Contenuti e modalità d’accesso: colloqui individuali tutelati dalla massima riservatezza, in “Aula CIC” in orario scolastico ( mercoledì dalle 9 alle 13) secondo un preciso calendario settimanale. Gli appuntamenti verranno fissati con il raccordo della figura strumentale di riferimento. Gli incontri non hanno scopi di terapia e cura, ma di consulenza.

A cosa serve

Il Centro di Informazione e Consulenza (DPR 9/10/1990 n°30 brevemente C.I.C. è uno spazio dedicato ai ragazzi, ai loro problemi difficoltà con la scuola, la famiglia, gli amici. Il servizio si rivolge in primo luogo agli studenti, ma anche ai loro agli insegnanti e a tutti gli operatori scolastici.
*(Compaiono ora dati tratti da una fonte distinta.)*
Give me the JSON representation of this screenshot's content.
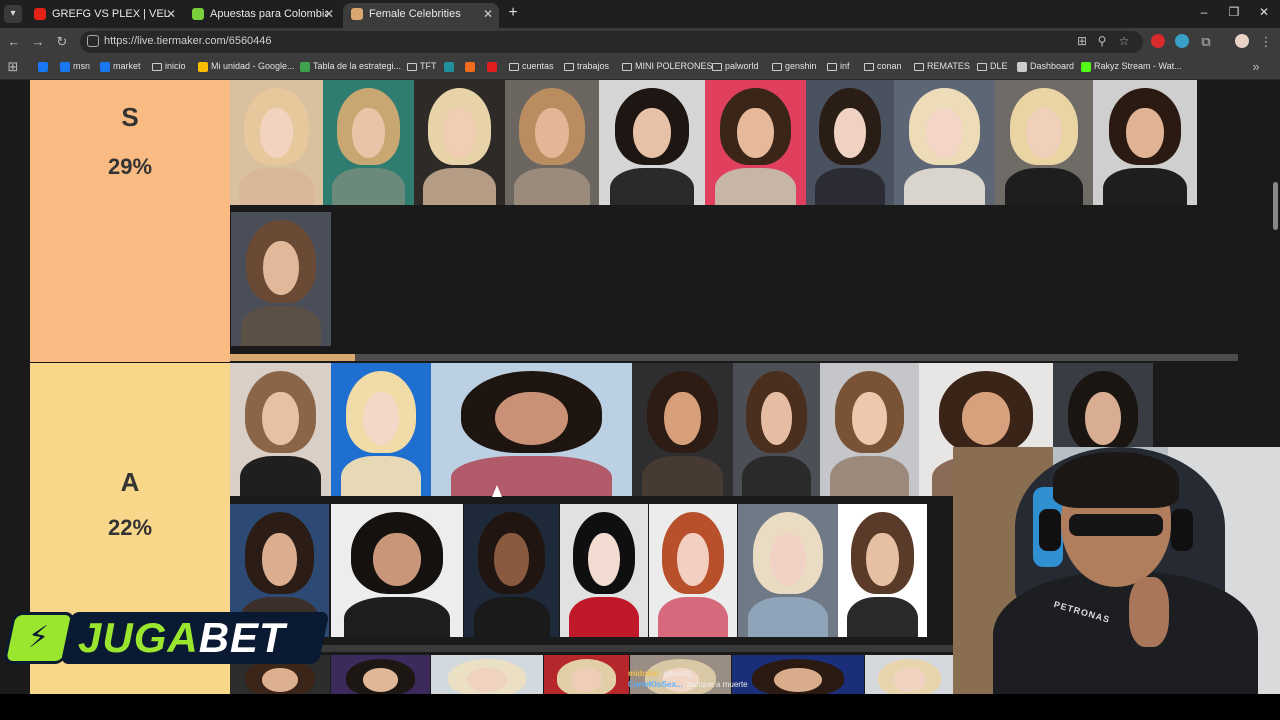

Come si accede al servizio

  • L’accesso allo sportello è volontario; gli studenti possono seguire gli eventuali suggerimenti dei coetanei, dei docenti, dei genitori ma devono scegliere personalmente se proseguire gli incontri
  • Si chiede appuntamento alla psicologa o al docente referente/coordinatore che rilasceranno un foglio per l’appuntamento firmato
  • L’appuntamento potrà essere chiesto dando priorità alla didattica per evitare eventuali strumentalizzazioni ( ad es. per sfuggire a verifiche o interrogazioni)
  • I docenti per tutelare la privacy dello studente, non scriveranno sul registro di classe l’appuntamento o l’ uscita dello studente; sarà lo Psicologo a rilasciare allo studente il foglio dell’appuntamento firmato con indicate data ed ora, da riconsegnare al docente.